A British geologist working for an oil company who was shot dead in Ethiopia, has been named by the Foreign Office as Jason Read.
The 39-year-old, who was from the Portsmouth area, was killed during an ambush on Monday near Danot in the conflict-stricken Ogaden region.
He worked for IMC Geophysics International - which was subcontracted to Malaysian oil giant Petronas.
The company has said it was "shocked and saddened" by the killing.
Mr Read was accompanied by a driver and a military escort when they were ambushed.
The others were believed to be injured after returning fire.
'Liked and respected'
In a statement, the company said the men had been victims of an "unprovoked attack".
It said: "Jason was working on our crew 894 which was undertaking a seismic survey on behalf of Petronas Carigali when Jason, his driver and military escort came under unprovoked attack from armed persons unknown.
"We are deeply shocked and saddened by this tragedy and our sincere thoughts and sympathies are with Jason's family.
"A full investigation is under way and all appropriate authorities have been informed.
"He was liked and respected by all with whom he worked."
Mr Read had worked for the company since 2004 and had also spent time in Uganda and Europe.
A Foreign Office spokeswoman said: "We can confirm the death of a British national on 5 April near Danot town in the Warder zone of Ethiopia.

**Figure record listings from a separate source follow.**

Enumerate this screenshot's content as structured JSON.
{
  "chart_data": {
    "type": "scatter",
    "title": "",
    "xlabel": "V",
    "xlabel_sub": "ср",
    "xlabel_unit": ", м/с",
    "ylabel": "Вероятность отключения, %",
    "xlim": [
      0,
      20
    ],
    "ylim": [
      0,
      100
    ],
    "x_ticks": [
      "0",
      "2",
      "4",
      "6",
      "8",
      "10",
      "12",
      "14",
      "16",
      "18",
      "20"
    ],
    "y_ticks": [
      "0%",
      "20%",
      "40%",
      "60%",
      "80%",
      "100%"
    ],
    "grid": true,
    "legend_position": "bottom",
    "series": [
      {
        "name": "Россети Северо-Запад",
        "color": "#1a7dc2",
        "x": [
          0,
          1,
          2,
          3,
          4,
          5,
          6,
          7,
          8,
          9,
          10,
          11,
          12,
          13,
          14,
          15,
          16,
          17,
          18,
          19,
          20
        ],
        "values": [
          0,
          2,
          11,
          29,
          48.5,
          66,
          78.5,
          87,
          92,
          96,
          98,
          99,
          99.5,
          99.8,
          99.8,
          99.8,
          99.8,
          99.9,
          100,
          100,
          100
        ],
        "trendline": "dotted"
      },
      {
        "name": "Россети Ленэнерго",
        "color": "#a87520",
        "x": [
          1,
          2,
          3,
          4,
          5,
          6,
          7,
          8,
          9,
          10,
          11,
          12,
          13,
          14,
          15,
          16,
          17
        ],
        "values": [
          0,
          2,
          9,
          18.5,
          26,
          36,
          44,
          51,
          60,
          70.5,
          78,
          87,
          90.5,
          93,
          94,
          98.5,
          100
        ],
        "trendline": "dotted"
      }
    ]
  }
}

"Next of kin have been informed and we have offered the family full consular assistance.
"The Ethiopian authorities are carrying out a full inquiry and we are liaising closely with them."
When news of the death first emerged, Bereket Simon, Ethiopia's communications minister had said Mr Read had not taken the appropriate "security measures" and was driving alone.
He said: "We have reports that the incident has occurred and is an act of banditry.
"Following the act the local militia had confronted the perpetrators and had taken measures on them.
"We understand that the act was not politically motivated."
Although Ethiopia does not currently produce oil, Chinese companies and Petronas have signed deals to explore the area.
The area has seen a great deal of bloodshed as the Ogaden National Liberation Front (ONLF), formed in 1984, has fought for the independence of ethnic Somalis in the oil-rich region for some time.
It says the Somali-speaking population has been marginalised by the capital Addis Ababa.
The fighting has escalated over the past two years following an ONLF attack on a Chinese-run oil exploration field.
More than 70 people died in the attack, including Ethiopian guards and Chinese workers.
Addis Ababa calls the rebels "terrorists" and has cut off all access to the region.
But Abdirahman Mahdi, spokesman for the Ogadeni rebels, told the Associated Press news agency that as far as they were aware, "our fighters are not involved in such barbaric attacks".
"Our troops do not have permission to target foreign civilians. But we will investigate the circumstances that led to the man's death."
Meanwhile, the Ethiopian government has announced that a separate Ogadeni rebel group, United Western Somali Liberation Front, had agreed to surrender.
The group had tried to warn off companies from exploring the area for oil.